On the other hand, others report different results. "We manage one property in Riverdale with a lot of sidewalk area and we get sued on a regular basis; but in Manhattan, where the sidewalks are far worse, it doesn't seem to happen," notes Don Wilson, president of Blue Woods Management. Tom Pasquazi II, executive vice president at Orsid Realty, says his company handles a maximum of five claims a year for its 85 properties, paying roughly $2,000 to $10,000 per claim.

Rosenbloom notes that even if the mayor's legislation passed the city council, which is expected to take up Bloomberg's proposal in the fall, there will probably be court challenges. And even if the legislation survives those challenges, there is no reason to predict a wholesale increase in rates.

"The only thing the mayor's proposal would do would exempt the city from liability from trip-and-fall, leaving the owners as the sole source of recourse for people who suffer trips-and-falls," observes attorney Bruce Cholst, a partner at Rosen & Livingston. "I don't know if this ordinance, if it passes, would have any direct impact on liability and insurance premiums. They are a prime target as a defendant in trip-and-fall lawsuits in any event."

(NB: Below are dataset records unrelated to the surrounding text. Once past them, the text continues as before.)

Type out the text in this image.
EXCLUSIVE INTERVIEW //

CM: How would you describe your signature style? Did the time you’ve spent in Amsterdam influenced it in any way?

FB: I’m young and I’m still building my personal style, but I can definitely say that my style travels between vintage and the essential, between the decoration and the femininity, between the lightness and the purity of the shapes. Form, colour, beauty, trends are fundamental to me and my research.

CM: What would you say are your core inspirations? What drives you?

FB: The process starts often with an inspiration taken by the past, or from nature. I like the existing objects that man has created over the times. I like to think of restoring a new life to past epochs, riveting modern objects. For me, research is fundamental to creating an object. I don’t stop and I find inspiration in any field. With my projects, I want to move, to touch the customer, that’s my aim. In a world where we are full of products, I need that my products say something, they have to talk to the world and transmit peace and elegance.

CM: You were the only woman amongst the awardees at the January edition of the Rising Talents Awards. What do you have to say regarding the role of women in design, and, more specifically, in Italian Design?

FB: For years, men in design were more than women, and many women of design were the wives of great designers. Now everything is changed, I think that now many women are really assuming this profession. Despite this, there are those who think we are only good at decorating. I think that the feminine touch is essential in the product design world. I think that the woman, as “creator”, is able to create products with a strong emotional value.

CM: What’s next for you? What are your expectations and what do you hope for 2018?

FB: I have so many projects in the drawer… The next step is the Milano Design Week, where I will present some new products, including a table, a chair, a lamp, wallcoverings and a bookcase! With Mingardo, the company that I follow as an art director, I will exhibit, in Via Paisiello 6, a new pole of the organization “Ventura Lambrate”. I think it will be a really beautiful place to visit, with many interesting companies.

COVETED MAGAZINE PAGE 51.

"In this day and age, where all properties in New York City are undergoing complete reevaluation of their insured values as well as their premiums, these insurance companies are going to use any excuse and any added exposure to increase rates, and it's not going to be minor," warns David Khazzam, vice president of PRC Management. "No matter how clean the sidewalks are, no matter how new they are, I hate to say it, but people do [start lawsuits] for a living."